Inner Conviction Over Consensus Approval
Books Teaching This Pattern
Evidence

Werner Götz · What I Never Expected
Werner, Götz W. · 2 highlights
“Someone took almost their entire life to finally start living their life. Tragic. But fortunately, they eventually found the courage and strength to embrace it. The most important thing: at least he had the experience of evidence. For him, it was always evident: medicine is his field! In other people, sometimes the sense for evidence is almost completely buried. Or they have never experienced it. Because although every person has the ability to a greater or lesser extent, experiences of evidence are not the same for everyone. You can become more sensitive to them, you can become receptive to experiences of evidence. The only question is, how do you do that?”

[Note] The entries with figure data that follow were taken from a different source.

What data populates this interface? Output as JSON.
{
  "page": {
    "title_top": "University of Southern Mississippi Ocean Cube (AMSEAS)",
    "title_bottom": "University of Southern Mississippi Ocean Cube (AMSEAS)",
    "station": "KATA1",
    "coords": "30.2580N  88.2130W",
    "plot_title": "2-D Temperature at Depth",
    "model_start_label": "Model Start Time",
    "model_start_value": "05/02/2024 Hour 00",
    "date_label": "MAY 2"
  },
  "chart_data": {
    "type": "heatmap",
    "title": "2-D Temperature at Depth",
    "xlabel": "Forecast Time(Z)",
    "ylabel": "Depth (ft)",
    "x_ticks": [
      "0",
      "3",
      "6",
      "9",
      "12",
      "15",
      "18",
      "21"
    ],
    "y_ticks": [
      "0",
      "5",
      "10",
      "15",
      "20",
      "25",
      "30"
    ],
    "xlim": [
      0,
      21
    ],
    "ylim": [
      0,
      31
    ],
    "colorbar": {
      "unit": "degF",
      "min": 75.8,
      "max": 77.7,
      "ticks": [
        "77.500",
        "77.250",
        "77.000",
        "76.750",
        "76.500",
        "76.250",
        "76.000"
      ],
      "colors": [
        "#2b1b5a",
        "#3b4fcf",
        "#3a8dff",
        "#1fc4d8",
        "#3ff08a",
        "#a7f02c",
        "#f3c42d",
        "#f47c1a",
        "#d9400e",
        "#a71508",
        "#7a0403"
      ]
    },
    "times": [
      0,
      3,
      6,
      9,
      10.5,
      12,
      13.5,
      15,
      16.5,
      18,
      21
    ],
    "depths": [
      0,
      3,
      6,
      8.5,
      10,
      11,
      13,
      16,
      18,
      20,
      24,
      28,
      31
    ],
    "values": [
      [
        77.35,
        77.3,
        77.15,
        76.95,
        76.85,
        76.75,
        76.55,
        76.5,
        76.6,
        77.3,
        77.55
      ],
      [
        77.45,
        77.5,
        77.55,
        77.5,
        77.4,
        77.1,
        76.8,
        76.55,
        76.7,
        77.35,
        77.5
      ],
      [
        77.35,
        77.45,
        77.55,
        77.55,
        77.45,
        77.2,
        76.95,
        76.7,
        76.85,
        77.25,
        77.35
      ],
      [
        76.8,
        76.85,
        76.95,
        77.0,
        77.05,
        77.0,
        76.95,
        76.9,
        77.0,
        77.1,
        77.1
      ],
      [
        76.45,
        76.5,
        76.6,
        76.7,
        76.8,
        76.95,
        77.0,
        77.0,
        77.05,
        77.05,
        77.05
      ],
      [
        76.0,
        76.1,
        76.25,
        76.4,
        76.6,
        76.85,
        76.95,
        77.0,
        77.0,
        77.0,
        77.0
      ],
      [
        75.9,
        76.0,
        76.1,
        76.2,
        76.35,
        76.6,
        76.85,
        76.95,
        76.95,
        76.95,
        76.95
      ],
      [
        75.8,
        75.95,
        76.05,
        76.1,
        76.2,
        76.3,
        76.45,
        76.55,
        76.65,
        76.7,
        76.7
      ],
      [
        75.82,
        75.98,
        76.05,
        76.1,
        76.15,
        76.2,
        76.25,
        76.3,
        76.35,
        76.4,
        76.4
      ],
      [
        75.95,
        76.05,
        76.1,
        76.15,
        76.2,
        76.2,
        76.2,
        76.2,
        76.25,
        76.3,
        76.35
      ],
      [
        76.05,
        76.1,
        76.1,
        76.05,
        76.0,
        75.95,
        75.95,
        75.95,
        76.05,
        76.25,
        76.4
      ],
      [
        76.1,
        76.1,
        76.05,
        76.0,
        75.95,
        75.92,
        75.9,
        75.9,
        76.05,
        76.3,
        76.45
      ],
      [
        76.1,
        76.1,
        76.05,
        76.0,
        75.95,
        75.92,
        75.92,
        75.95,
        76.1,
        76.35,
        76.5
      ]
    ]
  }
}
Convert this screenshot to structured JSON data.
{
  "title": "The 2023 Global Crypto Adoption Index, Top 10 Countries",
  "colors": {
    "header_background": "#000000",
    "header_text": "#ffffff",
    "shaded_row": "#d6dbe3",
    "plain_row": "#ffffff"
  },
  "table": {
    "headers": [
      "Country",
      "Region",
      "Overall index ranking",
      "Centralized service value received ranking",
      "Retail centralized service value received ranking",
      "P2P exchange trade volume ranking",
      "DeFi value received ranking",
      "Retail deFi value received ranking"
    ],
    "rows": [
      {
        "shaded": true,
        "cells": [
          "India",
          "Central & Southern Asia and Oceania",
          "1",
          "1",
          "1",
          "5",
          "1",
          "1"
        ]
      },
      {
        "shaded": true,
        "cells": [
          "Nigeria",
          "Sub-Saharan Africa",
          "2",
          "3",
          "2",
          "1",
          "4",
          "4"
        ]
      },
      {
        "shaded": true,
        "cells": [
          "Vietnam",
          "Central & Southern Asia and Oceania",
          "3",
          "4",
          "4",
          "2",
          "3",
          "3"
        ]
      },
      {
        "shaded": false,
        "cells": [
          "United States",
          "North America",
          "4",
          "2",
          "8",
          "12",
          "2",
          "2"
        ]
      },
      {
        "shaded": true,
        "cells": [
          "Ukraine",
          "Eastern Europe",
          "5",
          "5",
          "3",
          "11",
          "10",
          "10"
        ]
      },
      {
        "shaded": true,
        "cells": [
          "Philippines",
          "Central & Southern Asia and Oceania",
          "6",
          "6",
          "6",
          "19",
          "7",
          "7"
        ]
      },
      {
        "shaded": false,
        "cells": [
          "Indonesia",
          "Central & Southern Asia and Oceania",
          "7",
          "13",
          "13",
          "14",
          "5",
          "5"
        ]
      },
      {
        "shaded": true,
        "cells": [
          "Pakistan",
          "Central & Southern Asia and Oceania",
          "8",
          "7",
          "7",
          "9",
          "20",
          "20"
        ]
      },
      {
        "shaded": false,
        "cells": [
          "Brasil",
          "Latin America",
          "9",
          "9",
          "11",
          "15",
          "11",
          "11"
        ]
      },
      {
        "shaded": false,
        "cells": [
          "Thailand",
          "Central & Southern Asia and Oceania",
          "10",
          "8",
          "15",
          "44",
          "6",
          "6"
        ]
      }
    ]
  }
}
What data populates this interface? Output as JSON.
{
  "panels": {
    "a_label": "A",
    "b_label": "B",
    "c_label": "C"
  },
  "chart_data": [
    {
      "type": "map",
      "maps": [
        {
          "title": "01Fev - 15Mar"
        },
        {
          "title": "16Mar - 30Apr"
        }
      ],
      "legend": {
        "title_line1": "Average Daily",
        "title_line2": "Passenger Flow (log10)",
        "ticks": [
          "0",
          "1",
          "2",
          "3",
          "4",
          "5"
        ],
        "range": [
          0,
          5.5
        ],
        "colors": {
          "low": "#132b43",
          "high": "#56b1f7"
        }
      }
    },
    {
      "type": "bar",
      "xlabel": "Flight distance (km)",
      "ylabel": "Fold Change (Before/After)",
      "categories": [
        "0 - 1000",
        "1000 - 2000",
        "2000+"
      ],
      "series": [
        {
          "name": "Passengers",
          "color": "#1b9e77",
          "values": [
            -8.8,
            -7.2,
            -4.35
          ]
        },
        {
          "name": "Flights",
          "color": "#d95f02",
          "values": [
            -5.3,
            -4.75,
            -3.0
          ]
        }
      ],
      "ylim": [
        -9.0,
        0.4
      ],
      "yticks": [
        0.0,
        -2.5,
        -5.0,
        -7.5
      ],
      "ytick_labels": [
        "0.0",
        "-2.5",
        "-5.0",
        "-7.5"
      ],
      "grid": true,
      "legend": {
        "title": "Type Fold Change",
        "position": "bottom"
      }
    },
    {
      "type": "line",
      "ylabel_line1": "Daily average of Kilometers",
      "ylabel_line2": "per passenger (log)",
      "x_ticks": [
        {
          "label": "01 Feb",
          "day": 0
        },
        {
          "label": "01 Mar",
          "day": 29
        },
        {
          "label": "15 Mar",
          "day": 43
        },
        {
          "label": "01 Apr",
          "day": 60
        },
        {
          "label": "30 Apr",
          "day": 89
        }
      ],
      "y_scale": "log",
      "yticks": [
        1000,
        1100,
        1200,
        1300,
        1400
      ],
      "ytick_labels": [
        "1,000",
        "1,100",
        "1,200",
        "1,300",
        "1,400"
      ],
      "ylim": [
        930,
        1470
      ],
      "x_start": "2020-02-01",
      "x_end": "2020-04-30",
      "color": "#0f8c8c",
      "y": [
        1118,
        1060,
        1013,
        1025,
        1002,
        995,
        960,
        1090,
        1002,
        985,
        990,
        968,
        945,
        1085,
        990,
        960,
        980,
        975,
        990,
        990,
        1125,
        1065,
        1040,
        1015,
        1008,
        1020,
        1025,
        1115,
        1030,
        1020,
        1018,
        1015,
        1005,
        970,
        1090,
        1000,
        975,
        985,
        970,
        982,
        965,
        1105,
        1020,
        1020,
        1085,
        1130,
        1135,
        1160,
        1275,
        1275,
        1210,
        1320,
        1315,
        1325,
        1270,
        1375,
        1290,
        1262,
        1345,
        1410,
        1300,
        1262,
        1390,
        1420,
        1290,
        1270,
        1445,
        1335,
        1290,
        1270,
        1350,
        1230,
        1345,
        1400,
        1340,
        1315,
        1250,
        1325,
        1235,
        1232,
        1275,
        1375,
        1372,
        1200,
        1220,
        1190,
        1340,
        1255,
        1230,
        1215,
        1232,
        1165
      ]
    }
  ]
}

“Because in everything we do: What is important about it? The future! And not the prolongation of what has already been experienced. Only a bureaucrat acts from the past. The entrepreneurially disposed person always starts anew. He acts on the basis of today and what he anticipates from the future—strengthened by the skills he has developed in the past. With empiricism one grasps the past, with evidence one copes with the future. We move through the world, have our experiences, and derive some insight from them. One tries to ensure this insight, then feels secure and moves on. The path leads to a new encounter, one discovers an interest in the matter and then has an intuition. This intuition tells you: Now you must continue here! That is not an empirical experience; that is an experience of evidence. The evidence gives me insight. One does not act from experience, but from insight. Perhaps you are not in love yet, but you meet the other person and say: This has something to do with me. From the evidence comes insight. Everyone says it can’t be done, but you feel that maybe it could. It is an inner conviction of doing the right thing.”